Colon cancer is the third most common malignancy worldwide, and chemotherapy is a widely used strategy in clinical therapy. Chemotherapy-resistant of colon cancer is the main cause of recurrence and progression. Novel drugs with efficacy and safety in treating colon cancer are urgently needed. Shikonin, a naphthoquinone derived from the roots of the herbal plant Lithospermum erythrorhizon, has been determined to be a potent anti-tumor agent. The aim of the present study was to detect the underlying anti-tumor mechanism of shikonin in colon cancer. We found that shikonin suppressed the growth of colon cancer cells in a dose-dependent manner in vitro and in vivo.
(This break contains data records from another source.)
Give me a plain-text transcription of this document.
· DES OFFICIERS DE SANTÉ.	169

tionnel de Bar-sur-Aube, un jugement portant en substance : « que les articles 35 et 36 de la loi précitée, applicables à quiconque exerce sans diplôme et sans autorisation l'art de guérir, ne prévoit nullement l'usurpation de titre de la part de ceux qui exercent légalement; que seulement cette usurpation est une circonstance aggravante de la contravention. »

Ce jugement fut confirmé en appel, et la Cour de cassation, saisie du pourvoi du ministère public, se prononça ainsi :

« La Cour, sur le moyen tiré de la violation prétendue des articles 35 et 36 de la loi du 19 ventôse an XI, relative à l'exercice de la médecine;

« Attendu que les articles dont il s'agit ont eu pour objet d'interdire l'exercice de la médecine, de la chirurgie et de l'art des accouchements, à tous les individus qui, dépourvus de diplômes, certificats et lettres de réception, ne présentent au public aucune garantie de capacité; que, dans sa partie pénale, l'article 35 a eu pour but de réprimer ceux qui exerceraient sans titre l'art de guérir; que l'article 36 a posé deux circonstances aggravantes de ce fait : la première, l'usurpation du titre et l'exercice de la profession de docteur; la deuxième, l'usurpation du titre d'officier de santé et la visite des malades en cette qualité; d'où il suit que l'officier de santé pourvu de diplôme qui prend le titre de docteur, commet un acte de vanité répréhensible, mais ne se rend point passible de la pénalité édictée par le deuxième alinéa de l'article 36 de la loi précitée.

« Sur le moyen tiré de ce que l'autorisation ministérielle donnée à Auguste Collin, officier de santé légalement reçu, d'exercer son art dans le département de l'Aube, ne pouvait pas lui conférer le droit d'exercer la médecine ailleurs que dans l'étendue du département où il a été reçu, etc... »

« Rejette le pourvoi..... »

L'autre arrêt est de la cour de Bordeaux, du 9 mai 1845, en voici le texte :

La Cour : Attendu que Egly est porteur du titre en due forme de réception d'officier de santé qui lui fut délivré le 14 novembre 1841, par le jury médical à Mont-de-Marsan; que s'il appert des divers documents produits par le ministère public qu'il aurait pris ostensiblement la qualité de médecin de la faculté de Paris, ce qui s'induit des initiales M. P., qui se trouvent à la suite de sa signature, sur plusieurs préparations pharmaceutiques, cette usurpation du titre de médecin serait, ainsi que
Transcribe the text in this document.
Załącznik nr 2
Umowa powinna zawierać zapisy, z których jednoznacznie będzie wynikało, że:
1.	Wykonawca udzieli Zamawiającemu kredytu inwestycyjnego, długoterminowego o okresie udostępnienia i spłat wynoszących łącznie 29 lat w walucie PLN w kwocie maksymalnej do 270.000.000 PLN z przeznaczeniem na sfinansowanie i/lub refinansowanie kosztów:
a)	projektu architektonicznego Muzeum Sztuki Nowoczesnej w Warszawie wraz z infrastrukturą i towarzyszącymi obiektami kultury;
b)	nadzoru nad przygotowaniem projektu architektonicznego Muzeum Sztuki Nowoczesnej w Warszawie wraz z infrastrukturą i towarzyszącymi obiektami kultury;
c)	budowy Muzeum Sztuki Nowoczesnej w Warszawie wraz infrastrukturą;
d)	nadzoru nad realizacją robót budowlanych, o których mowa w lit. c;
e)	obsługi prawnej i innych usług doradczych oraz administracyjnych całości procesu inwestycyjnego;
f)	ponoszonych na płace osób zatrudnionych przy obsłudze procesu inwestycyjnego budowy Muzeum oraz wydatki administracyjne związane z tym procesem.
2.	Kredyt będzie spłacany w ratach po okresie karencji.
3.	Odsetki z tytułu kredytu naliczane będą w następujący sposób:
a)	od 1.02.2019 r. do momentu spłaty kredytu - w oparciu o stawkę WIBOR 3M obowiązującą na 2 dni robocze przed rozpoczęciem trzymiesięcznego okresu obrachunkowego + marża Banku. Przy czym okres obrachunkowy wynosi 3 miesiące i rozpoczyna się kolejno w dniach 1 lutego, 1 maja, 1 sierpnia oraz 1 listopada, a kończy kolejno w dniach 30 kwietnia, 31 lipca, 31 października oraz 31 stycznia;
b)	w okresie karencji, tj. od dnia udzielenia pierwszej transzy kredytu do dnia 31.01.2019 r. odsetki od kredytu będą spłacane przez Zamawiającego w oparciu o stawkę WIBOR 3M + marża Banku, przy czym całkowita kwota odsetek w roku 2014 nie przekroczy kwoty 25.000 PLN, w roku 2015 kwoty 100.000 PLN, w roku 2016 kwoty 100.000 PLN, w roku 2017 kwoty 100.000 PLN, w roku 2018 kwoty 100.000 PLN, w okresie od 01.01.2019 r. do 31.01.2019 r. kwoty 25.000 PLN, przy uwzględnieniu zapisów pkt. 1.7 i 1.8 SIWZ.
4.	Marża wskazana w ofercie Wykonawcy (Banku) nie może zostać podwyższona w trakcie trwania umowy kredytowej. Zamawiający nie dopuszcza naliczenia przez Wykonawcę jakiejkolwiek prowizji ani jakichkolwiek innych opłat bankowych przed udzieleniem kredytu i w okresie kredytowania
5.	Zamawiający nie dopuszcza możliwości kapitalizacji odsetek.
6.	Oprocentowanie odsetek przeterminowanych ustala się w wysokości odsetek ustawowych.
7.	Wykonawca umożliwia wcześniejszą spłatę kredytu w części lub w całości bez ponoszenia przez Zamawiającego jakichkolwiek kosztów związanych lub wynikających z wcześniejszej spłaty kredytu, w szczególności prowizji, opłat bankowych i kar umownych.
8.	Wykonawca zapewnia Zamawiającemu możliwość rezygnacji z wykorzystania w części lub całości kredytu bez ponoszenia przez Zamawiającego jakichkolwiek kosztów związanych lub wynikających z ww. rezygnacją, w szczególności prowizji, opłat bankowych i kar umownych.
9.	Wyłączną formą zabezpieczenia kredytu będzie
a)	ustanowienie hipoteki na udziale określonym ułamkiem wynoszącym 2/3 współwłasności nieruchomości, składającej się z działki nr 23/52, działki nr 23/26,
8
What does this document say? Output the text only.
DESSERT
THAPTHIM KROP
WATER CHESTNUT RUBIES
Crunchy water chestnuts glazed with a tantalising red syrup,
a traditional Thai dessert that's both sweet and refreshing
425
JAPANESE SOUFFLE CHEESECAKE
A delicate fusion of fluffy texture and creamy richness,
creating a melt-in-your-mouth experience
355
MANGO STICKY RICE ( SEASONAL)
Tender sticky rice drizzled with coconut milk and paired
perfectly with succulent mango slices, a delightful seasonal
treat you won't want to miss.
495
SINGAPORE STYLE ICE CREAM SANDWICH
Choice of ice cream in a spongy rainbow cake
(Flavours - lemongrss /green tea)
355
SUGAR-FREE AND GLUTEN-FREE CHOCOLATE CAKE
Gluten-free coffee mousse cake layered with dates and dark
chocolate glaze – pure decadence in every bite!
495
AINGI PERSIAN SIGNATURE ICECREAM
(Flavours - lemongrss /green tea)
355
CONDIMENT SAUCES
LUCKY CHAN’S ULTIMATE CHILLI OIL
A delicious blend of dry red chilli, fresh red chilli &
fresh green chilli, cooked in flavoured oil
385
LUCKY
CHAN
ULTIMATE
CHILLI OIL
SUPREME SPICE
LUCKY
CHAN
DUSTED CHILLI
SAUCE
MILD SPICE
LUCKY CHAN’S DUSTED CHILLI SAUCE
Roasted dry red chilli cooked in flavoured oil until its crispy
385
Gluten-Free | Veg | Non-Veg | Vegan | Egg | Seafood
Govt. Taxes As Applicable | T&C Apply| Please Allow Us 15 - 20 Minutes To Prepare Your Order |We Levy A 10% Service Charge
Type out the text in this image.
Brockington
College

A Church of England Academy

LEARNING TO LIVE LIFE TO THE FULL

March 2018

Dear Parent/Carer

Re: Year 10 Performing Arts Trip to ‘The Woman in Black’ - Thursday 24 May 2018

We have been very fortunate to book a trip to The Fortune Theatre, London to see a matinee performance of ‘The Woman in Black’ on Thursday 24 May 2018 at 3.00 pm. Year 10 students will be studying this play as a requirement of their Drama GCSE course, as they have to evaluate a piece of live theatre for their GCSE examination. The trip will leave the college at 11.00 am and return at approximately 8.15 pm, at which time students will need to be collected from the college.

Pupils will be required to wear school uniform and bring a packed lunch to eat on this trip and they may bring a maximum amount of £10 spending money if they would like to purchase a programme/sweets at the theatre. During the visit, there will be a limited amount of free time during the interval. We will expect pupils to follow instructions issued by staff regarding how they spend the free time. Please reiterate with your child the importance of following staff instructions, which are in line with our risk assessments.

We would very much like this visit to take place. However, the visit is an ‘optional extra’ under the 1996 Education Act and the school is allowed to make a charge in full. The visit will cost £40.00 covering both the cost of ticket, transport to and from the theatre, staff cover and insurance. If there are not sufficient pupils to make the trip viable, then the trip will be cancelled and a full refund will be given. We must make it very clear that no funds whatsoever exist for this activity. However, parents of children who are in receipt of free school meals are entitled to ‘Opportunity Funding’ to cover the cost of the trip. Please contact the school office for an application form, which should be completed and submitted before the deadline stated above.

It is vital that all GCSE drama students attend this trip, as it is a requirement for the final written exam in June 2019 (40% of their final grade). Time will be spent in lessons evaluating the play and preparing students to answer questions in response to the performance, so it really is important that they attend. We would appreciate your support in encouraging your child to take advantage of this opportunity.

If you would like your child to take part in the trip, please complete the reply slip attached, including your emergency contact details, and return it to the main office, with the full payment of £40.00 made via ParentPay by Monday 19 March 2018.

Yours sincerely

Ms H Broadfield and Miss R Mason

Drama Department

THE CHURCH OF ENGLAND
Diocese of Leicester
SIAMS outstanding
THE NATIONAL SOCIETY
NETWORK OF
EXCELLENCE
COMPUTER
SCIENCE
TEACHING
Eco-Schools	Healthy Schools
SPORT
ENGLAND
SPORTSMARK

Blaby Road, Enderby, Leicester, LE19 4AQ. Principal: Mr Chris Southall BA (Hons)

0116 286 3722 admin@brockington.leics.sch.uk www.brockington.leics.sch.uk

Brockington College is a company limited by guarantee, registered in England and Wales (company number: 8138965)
Shikonin induced mitochondria-mediated apoptosis, which was regulated by Bcl-2 family proteins. Shikonin increased the generation of intracellular ROS, which played an upstream role in shikonin-induced apoptosis. Our data indicated that generation of ROS, down-regulated expression of Bcl-2 and Bcl-xL, depolarization of the mitochondrial membrane potential and activation of the caspase cascade were components of the programmed event of shikonin-induced apoptosis in colon cancer cells. In addition, shikonin presented minimal toxicity to non-neoplastic colon cells and no liver injury in xenograft models, showing safety in the control of colon cancer cell growth in vitro and in vivo. Taken together, our findings suggest that shikonin might serve as a potential novel therapeutic drug in the treatment of human colon cancer.